Audio Summery for producers of Low Budget Features

Record the sound by cable into camera wherever possible. The quality of the recording on HDcam is higher than the DAT. If it is impractical to use a cable, use a radio link and record on dat as a backup. Make sure that the sound recordist provides or is provided with a loom or a snake. This is a group of cables formed into an umbilical. It is standard procedure in the UK on documentaries and enables fast connection of multiple audio signals. There should be backup looms. Ensure that the sound recordist has a return audio signal from the camera for live monitoring and replay. This is a high quality return signal available from a 5 pin xlr socket on the camera and should be faciliated into the snake or loom. If there is significant steady cam work ask the rental facility to provide a easy means of
attaching two radio mics to the camera.

If the the sound recordist is new to video, he should have a prep day or two with the camera in advance of the shoot. Consider having a vtr playback machine on site. This can be used to make transfers and can be used as a backup recorder if you are studio based. Then you may consider if you need a backup camera . Avtr can also be used to make a duplicate recording in a studio environment. The simple way of achieving this is to use a HDSDI adapter on the camera. The connection from camera to vtr is just one cable.

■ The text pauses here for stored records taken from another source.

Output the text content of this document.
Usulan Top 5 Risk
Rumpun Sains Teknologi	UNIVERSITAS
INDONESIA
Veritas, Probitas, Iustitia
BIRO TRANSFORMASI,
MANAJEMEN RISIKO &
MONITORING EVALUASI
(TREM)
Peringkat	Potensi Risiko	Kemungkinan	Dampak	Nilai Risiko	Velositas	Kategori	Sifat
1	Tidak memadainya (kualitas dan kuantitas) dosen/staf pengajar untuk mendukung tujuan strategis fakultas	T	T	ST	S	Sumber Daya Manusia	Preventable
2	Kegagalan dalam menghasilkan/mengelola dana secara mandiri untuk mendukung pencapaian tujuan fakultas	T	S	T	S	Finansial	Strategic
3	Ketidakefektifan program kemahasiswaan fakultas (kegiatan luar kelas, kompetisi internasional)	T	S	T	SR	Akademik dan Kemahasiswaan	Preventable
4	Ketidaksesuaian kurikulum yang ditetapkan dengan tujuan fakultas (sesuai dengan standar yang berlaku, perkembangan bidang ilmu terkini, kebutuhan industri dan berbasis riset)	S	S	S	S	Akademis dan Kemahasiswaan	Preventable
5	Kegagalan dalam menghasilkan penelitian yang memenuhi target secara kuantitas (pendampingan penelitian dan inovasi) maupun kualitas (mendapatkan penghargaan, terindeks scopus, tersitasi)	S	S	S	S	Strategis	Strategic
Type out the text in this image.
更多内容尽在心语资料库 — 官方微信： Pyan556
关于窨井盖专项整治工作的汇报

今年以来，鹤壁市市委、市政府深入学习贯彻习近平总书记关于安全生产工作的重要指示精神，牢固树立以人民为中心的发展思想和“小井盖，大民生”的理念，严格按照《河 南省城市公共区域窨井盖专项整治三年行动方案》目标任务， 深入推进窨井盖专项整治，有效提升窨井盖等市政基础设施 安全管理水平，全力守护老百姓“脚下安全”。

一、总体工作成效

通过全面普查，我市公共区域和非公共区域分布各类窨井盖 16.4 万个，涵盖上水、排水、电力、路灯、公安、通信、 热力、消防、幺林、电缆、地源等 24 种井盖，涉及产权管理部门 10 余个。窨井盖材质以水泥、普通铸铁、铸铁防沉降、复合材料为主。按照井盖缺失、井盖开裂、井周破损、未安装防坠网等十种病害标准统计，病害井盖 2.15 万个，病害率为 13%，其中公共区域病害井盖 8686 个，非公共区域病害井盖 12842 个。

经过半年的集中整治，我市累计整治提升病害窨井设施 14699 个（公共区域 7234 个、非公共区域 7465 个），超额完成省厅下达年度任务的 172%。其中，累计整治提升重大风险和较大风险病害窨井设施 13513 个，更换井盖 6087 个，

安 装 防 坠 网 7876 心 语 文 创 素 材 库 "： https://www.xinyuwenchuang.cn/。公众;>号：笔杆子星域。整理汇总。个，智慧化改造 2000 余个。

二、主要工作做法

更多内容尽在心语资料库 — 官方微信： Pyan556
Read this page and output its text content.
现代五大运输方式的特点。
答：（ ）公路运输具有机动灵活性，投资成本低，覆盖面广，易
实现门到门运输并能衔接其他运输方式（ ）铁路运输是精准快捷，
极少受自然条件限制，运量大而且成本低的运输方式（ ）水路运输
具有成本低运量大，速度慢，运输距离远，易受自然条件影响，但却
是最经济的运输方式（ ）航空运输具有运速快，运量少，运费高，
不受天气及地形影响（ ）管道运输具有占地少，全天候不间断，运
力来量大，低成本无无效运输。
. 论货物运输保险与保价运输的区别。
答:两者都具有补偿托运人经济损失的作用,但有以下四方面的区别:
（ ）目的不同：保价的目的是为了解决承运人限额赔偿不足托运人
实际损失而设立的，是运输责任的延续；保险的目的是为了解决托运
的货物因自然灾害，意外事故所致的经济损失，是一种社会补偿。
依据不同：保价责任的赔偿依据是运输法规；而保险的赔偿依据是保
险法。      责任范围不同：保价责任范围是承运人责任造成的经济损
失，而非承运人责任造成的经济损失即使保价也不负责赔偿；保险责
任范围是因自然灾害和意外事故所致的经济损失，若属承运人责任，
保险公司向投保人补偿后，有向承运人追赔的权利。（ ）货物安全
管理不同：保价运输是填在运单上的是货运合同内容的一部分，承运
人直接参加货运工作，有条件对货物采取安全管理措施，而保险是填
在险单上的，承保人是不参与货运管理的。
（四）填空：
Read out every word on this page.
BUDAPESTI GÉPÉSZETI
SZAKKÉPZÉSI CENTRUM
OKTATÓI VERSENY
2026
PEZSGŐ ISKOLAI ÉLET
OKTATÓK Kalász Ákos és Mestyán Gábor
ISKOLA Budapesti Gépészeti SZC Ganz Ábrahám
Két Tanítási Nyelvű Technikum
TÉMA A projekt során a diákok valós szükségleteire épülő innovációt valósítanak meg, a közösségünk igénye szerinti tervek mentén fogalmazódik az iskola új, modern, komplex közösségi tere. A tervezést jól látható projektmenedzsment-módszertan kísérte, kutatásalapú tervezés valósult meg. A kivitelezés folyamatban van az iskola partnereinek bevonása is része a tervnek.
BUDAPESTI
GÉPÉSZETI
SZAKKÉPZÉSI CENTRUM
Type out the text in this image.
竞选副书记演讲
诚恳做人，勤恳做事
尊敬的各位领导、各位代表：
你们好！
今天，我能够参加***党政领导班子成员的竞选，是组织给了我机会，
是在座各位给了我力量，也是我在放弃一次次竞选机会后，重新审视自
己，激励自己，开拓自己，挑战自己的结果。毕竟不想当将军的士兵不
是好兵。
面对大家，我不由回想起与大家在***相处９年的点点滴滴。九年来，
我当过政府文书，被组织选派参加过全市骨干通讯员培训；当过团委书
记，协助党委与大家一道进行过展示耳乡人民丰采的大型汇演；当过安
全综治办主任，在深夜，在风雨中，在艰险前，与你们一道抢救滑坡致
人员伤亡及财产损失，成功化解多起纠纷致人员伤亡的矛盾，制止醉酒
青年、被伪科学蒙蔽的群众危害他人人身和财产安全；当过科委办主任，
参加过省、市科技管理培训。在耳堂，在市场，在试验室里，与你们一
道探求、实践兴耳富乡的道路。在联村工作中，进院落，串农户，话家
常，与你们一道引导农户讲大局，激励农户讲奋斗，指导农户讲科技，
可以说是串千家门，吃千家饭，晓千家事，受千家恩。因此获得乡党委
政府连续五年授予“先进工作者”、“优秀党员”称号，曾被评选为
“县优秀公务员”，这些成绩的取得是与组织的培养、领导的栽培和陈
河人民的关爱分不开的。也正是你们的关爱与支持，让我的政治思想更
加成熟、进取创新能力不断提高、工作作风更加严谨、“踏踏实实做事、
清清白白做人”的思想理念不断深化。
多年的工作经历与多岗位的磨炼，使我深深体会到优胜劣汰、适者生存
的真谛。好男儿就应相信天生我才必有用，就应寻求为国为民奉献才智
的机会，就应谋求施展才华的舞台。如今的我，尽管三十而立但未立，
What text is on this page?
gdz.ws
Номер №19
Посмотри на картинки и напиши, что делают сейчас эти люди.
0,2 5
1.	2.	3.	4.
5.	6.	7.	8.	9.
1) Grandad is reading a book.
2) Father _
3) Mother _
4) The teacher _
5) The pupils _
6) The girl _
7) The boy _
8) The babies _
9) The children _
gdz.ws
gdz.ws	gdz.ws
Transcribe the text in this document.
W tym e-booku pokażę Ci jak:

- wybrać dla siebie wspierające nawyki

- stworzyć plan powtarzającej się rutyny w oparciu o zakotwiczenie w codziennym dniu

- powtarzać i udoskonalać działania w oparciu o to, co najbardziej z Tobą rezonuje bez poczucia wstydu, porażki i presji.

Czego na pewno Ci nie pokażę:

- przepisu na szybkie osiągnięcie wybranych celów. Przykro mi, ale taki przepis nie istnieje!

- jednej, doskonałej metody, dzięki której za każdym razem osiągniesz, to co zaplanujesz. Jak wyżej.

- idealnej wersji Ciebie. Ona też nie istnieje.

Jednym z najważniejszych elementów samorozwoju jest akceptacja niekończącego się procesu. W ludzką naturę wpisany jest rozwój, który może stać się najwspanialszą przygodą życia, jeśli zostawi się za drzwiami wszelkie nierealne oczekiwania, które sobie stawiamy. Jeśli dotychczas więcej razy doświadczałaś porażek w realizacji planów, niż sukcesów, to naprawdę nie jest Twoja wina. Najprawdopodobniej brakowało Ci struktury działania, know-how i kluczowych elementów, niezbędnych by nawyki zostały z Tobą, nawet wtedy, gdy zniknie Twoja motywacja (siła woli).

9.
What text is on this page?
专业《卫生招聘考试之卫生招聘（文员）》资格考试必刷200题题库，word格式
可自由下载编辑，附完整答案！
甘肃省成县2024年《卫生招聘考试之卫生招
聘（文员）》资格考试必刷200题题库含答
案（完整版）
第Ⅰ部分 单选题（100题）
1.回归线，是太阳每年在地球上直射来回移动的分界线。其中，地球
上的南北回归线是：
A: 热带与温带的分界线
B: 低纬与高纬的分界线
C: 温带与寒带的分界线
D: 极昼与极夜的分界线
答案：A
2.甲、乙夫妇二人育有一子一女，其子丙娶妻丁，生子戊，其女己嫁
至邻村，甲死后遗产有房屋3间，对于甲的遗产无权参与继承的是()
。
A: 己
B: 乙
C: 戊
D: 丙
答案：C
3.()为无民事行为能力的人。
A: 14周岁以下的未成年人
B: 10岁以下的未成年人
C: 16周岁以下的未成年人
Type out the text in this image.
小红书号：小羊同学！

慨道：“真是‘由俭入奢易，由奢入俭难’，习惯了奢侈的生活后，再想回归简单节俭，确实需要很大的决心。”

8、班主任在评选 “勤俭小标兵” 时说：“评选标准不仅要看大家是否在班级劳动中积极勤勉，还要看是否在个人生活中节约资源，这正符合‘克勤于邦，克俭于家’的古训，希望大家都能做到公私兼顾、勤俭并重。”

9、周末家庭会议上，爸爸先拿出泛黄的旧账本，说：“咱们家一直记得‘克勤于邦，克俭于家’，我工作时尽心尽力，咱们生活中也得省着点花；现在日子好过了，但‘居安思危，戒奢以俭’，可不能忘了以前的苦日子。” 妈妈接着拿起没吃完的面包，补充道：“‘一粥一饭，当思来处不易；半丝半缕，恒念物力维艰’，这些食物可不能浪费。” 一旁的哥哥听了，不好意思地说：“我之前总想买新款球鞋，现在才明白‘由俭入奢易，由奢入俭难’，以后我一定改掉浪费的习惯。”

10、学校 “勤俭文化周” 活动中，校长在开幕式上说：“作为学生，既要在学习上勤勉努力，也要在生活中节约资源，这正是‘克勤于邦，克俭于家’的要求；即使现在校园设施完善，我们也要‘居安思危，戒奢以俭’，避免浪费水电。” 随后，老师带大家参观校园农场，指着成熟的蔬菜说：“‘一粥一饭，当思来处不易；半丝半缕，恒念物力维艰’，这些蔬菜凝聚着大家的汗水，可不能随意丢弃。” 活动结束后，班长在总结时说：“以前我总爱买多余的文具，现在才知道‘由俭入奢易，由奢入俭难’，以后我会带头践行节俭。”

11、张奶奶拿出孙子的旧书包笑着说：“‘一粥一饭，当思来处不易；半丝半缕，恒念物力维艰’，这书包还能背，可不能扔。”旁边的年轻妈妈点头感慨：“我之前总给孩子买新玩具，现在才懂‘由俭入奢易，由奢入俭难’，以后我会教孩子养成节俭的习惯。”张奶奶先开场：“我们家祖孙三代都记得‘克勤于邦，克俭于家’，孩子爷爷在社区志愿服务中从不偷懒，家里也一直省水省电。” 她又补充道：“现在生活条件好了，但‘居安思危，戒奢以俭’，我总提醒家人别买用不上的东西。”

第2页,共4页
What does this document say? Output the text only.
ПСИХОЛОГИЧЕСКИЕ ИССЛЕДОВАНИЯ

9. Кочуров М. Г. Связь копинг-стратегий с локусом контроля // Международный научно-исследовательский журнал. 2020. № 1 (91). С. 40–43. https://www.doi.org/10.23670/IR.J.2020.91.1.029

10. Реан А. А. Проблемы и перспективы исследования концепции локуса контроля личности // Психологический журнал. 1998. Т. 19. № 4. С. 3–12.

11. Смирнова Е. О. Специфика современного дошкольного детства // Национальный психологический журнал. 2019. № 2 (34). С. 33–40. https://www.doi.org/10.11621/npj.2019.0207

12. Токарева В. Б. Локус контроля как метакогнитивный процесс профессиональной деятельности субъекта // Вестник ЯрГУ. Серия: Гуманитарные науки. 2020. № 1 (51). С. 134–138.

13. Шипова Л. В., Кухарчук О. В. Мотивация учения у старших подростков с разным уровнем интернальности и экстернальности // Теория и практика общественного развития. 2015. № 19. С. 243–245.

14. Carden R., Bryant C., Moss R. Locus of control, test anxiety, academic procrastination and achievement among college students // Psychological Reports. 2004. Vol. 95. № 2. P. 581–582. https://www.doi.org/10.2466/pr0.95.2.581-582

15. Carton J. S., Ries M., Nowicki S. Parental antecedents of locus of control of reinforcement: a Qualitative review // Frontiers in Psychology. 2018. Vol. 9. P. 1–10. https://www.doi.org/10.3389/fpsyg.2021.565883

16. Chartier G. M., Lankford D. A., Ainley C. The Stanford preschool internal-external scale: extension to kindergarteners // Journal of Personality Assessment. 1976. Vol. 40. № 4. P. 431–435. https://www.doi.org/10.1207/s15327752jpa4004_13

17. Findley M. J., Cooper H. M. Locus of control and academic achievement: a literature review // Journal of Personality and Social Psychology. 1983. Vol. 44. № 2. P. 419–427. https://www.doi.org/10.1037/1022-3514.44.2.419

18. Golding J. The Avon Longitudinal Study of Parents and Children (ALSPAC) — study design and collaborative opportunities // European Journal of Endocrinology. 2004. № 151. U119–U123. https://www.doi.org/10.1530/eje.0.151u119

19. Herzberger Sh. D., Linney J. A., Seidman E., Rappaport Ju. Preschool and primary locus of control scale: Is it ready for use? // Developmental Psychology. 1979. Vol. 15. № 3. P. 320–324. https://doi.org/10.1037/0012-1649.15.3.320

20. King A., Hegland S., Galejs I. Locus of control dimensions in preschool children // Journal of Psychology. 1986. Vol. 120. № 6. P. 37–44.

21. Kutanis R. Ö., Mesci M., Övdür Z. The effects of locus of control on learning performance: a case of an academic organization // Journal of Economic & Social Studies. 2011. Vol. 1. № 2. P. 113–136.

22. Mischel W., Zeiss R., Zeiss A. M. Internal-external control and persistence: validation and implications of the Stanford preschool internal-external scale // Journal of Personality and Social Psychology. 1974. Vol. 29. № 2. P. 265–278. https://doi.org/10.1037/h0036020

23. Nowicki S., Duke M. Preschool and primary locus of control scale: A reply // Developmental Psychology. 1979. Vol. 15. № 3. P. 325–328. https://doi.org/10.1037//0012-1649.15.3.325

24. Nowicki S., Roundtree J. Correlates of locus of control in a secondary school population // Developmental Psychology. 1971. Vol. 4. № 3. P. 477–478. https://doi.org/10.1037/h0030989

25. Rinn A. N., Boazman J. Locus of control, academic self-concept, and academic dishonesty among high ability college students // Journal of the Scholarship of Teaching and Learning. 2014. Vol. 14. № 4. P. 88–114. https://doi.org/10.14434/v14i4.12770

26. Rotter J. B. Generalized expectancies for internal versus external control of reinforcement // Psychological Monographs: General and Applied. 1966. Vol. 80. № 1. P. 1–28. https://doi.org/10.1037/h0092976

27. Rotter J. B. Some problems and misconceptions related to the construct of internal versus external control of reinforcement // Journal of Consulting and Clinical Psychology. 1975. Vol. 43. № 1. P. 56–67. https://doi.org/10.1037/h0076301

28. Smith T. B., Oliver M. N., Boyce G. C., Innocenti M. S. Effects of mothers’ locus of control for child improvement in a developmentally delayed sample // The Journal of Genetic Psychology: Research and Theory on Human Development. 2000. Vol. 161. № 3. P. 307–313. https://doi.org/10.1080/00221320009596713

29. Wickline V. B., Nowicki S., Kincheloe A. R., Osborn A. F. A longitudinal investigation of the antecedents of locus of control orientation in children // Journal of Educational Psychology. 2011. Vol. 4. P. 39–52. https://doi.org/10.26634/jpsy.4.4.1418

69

Fiber optic links are becomming available that carry video audio camera control and talkback in one thin battle grade cable. Single system sound enables an editor to get to work immediately. In the case of low budget work this can be a very powerful means on focussing the budget on shooting only what is required. If he production has script, location or continuity problems a on- site editor can quickly edit a scene so a novice director or producer can judge if reshoot or changes to plans are viable. This is one of the many hidden benefits of shooting a low budget feature on HD. If you are shooting seperate sound and recording pictures at 24p or 23.98p there are
complicated issues regarding timecode. Seek eye to eye local advice.